TikTok CEO: ‘We are not the enemy’

Business & Technology

On the same day that Facebook CEO Mark Zuckerberg defended his company by saying it is “proudly American,” and that it competes against China’s “version of the internet,” TikTok CEO Kevin Mayer slammed Facebook for copycat products and for attacks that are “disguised as patriotism.”

mark zuckerberg appearing on video at a congressional testimony
Mark Zuckerberg, founder of a “proudly American company” testifies to Congress about Facebook's values, in contrast with companies from China. Mandel Ngan/Pool via REUTERS

As we anticipated yesterday, Facebook CEO Mark Zuckerberg played the patriotism card in his congressional testimony today in defending his business practices (on Youtube here). The key part of his prepared remarks:

Facebook is a proudly American company. We believe in values — democracy, competition, inclusion and free expression — that the American economy was built on. Many other tech companies share these values, but there’s no guarantee our values will win out. For example, China is building its own version of the internet focused on very different ideas, and they are exporting their vision to other countries.
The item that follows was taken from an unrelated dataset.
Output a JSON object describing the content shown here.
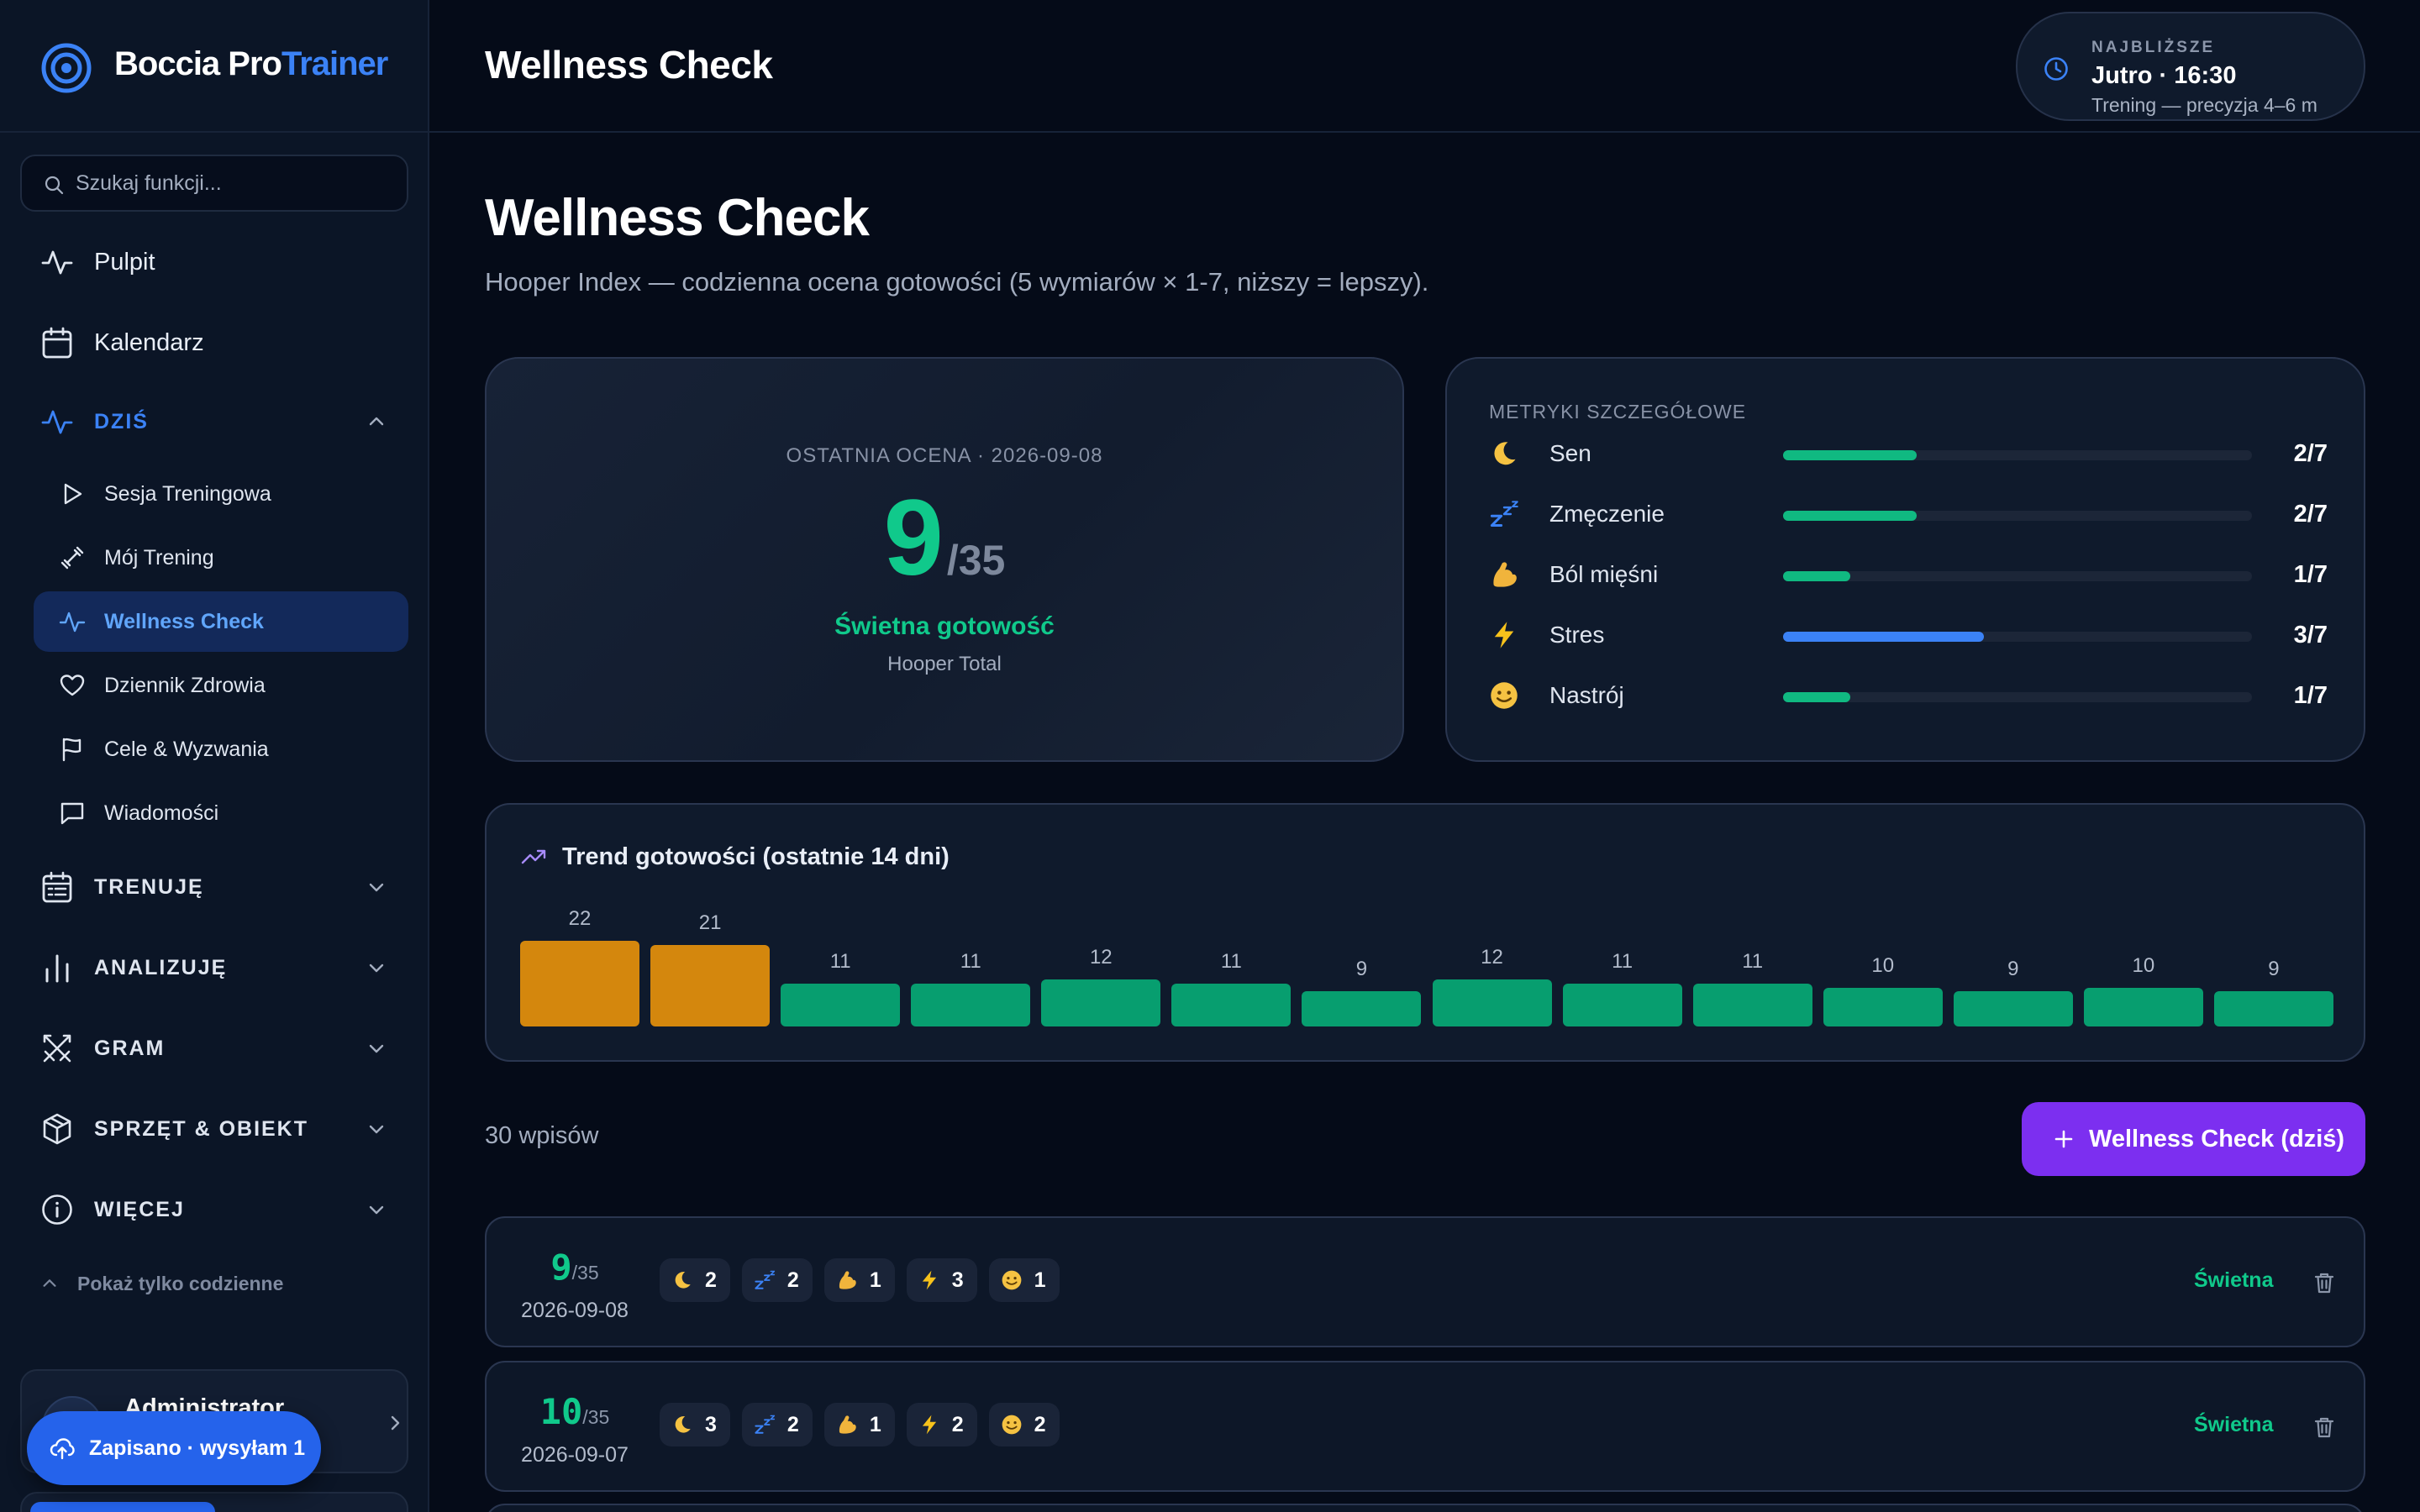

Zuckerberg made no direct mention of TikTok, the China-based video app that is sucking up Instagram’s Gen-Z market share and ad dollars, in his remarks. He made an indirect reference to the home market of TikTok’s owner, Bytedance, with this line: “We also compete globally, including against companies that have access to markets that we aren’t in.”
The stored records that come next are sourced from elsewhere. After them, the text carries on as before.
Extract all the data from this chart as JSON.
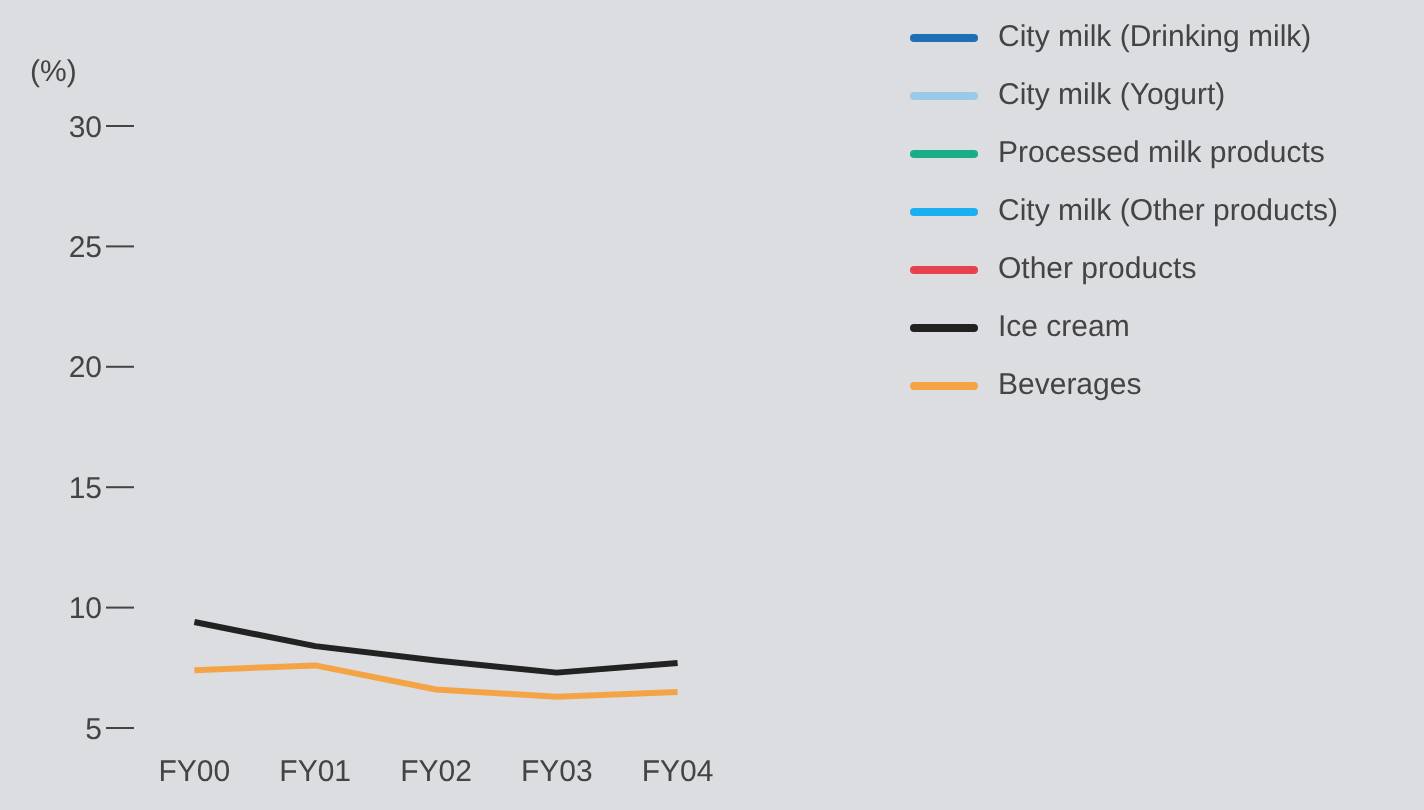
{
  "chart_data": {
    "type": "line",
    "ylabel": "(%)",
    "categories": [
      "FY00",
      "FY01",
      "FY02",
      "FY03",
      "FY04"
    ],
    "series": [
      {
        "name": "City milk (Drinking milk)",
        "color": "#1f6fb5",
        "values": [
          null,
          null,
          null,
          null,
          null
        ]
      },
      {
        "name": "City milk (Yogurt)",
        "color": "#9cc8ea",
        "values": [
          null,
          null,
          null,
          null,
          null
        ]
      },
      {
        "name": "Processed milk products",
        "color": "#1aae88",
        "values": [
          null,
          null,
          null,
          null,
          null
        ]
      },
      {
        "name": "City milk (Other products)",
        "color": "#1ab0ef",
        "values": [
          null,
          null,
          null,
          null,
          null
        ]
      },
      {
        "name": "Other products",
        "color": "#e8424f",
        "values": [
          null,
          null,
          null,
          null,
          null
        ]
      },
      {
        "name": "Ice cream",
        "color": "#222222",
        "values": [
          9.4,
          8.4,
          7.8,
          7.3,
          7.7
        ]
      },
      {
        "name": "Beverages",
        "color": "#f5a445",
        "values": [
          7.4,
          7.6,
          6.6,
          6.3,
          6.5
        ]
      }
    ],
    "ylim": [
      5,
      30
    ],
    "yticks": [
      5,
      10,
      15,
      20,
      25,
      30
    ],
    "grid": false,
    "legend": "top right",
    "marker": "none",
    "line_style": "solid"
  }
}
Before Zuckerberg could deliver this testimony, however, TikTok CEO Kevin Mayer published a press release that bashed Facebook head-on:

At TikTok we welcome competition. We think fair competition makes all of us better. To those who wish to launch competitive products, we say bring it on. Facebook is even launching another copycat product, Reels (tied to Instagram), after their other copycat Lasso failed quickly. But let’s focus our energies on fair and open competition in service of our consumers, rather than maligning attacks by our competitor – namely Facebook – disguised as patriotism and designed to put an end to our very presence in the U.S.

Mayer also made overtures to Americanness, saying — vaguely — that some part of TikTok constituted “responsible and committed members of the American community,” and ending the press release by saying, “TikTok has become the latest target, but we are not the enemy.”

But some U.S. Senators have already decided that TikTok is the enemy.

  • Seven senators, including Tom Cotton and Marco Rubio, sent a letter to federal government departments yesterday raising “concerns that TikTok may enable the Chinese Communist Party (CCP) to engage in influence operations designed to interfere in American elections,” Caixin reports.

Given the increasing scrutiny of TikTok, as we wrote earlier this month, “Maybe the only viable future for TikTok is for its parent company, ByteDance, to sell it to an American tech or media giant, and then let Mayer continue running it.”